Just heard a radio commercial for a water filtration system. The woman doing the V/O says “it’s echo friendly” as in An echo that goes hello, hello…..isnt it pronounced eeeeeco(eco)? these are the things that keep me up these days……ugh.
Mentho-Lyptus!
Carlton Davis reminds me so much of Browner. Hope he doesn’t try to kill his girlfriend in a few years.
Decide yourself if radio’s gonna stay
Reason it could polish up the gray
Put that, put that, put that up your wall
That this isn’t country at all
Radio station decide yourself
Keep me out of country and the word
Wheel of fortune’s leading us absurd
Push that, push that, push that to the floor
That this isn’t nothing at all
Straight off the boat, where to go
Calling out in transit
Calling out in transit
Radio Free Europe (Radio)
Weather app tells me it feels like Drake Maye’s uniform number outside right now. I wish it felt like his completion percentage.
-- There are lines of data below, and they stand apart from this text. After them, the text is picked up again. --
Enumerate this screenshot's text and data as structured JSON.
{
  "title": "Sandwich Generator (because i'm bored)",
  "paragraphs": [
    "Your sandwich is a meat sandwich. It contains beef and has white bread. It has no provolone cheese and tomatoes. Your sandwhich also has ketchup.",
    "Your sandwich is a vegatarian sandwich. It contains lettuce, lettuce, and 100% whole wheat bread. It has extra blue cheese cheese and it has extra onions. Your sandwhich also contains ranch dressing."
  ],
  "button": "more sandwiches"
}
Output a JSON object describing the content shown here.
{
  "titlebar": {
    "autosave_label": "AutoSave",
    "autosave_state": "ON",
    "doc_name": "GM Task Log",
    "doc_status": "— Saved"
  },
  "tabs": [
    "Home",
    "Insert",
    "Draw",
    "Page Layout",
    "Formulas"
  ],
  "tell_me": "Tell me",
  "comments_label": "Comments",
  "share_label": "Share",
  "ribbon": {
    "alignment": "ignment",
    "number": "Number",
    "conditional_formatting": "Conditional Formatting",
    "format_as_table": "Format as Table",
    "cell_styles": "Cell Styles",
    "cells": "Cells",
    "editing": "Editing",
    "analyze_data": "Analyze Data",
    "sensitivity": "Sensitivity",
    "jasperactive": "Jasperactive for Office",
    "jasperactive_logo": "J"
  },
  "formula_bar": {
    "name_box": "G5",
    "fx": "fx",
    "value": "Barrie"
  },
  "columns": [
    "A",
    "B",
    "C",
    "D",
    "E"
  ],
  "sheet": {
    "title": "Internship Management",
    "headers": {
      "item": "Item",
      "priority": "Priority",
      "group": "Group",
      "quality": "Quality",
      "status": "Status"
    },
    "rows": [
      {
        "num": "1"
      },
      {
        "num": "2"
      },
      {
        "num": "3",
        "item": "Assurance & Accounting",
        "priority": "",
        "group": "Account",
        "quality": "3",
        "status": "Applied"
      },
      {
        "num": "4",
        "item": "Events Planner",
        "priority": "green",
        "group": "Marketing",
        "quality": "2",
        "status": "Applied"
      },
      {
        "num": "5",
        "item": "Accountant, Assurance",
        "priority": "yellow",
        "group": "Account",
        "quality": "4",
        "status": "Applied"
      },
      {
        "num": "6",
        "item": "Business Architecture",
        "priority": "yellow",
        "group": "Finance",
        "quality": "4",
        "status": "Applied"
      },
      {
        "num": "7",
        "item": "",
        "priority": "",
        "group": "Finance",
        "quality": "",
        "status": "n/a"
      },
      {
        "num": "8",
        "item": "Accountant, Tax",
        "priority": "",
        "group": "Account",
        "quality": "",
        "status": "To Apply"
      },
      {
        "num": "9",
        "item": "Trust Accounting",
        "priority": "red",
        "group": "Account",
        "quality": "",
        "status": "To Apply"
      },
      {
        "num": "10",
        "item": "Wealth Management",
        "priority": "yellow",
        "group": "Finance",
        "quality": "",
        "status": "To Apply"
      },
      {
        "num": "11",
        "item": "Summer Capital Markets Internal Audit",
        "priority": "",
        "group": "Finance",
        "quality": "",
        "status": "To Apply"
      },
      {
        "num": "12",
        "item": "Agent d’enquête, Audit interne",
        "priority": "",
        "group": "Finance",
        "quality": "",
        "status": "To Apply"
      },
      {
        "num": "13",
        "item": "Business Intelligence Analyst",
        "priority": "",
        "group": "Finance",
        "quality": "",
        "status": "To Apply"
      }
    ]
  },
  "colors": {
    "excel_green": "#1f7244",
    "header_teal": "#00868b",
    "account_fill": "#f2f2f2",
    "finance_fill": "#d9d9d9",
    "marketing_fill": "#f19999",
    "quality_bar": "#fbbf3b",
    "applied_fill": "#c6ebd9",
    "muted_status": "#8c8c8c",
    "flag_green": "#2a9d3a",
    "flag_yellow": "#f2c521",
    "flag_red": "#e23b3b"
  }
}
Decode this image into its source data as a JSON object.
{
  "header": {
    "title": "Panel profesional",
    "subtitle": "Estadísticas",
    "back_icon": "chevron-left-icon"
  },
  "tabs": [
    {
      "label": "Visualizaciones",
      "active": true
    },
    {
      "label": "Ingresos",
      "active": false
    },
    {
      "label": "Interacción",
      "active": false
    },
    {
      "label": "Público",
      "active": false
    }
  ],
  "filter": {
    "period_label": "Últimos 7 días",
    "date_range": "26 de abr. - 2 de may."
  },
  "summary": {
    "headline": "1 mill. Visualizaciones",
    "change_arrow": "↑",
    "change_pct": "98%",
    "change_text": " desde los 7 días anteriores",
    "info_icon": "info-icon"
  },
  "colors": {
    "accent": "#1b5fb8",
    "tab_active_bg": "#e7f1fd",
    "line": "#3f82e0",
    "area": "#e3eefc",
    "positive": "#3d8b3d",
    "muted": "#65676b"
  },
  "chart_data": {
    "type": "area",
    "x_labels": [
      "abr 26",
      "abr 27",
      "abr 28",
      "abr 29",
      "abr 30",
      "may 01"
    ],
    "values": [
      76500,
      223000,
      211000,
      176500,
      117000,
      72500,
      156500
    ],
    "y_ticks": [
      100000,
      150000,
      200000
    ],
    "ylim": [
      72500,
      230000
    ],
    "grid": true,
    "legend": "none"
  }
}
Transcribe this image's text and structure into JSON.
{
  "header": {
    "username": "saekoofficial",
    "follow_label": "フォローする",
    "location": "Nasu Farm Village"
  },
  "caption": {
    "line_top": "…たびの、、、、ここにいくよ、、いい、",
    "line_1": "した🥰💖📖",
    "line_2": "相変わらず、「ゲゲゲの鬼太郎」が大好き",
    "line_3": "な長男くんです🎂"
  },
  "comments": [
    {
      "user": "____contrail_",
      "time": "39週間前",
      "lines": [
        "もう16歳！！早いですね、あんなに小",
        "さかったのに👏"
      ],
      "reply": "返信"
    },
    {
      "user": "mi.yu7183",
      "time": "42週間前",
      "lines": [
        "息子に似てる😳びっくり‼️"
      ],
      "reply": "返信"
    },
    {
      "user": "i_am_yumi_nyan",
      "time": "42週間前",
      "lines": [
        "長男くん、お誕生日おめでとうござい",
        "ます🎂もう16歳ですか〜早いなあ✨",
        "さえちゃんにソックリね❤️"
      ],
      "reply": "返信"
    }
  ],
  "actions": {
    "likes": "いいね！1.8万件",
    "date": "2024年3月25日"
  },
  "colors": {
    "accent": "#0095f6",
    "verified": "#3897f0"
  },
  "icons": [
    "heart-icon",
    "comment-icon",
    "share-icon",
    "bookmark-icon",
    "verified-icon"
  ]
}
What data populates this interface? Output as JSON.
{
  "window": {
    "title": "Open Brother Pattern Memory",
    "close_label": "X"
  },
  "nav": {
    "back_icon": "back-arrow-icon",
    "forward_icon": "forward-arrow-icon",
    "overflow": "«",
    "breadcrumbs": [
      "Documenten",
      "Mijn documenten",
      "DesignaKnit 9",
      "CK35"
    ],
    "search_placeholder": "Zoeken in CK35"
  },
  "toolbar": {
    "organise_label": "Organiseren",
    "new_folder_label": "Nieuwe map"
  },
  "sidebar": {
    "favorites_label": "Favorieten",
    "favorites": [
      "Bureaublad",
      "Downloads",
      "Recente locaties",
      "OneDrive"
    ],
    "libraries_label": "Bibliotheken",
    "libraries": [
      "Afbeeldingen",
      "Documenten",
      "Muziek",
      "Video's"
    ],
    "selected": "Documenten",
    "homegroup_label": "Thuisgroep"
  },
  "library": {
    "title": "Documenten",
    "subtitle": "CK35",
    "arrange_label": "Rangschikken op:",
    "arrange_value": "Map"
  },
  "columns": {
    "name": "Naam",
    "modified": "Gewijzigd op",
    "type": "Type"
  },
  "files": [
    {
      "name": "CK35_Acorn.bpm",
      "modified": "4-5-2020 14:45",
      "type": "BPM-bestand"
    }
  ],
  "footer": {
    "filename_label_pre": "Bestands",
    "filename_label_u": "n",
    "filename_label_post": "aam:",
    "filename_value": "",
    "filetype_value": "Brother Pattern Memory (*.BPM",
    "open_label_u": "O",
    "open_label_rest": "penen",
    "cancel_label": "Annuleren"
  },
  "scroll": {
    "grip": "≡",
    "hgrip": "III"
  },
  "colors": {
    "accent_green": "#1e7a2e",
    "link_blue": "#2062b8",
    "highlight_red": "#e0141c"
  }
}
Families allow you to spend time with people you would otherwise never associate with.
How does Adam Jones not get punched every day?
Perhaps a boost the Bearcats need as Jizzle James returns to the basketball roster.
I swear Cena is having his 5th “last match” in a 3-month span.
Ann Michael Maye likes baking, and terrariums, and firetrucks, and hugs.
For seasonal home decorations, The Nightmare Before Christmas is really the way to go. Put them up early October when it’s still nice out and let it ride all the way through New Year’s.
Chloe the German Shepherd a suspect yet in that Hollywood double murder?
Fun Fact: Winning the NBA Cup qualifies the Knicks for the 2026 CONCACAF Champions League.
Eh, Patriots just got the Michael Gee Memorial pre-playoff loss out of the way.
Selling the Pittsburgh Penguins means FSG can focus of the Red Sox again. Right?
Best bet for the weekend: throwing all the records out the window when JMU takes on Oregon.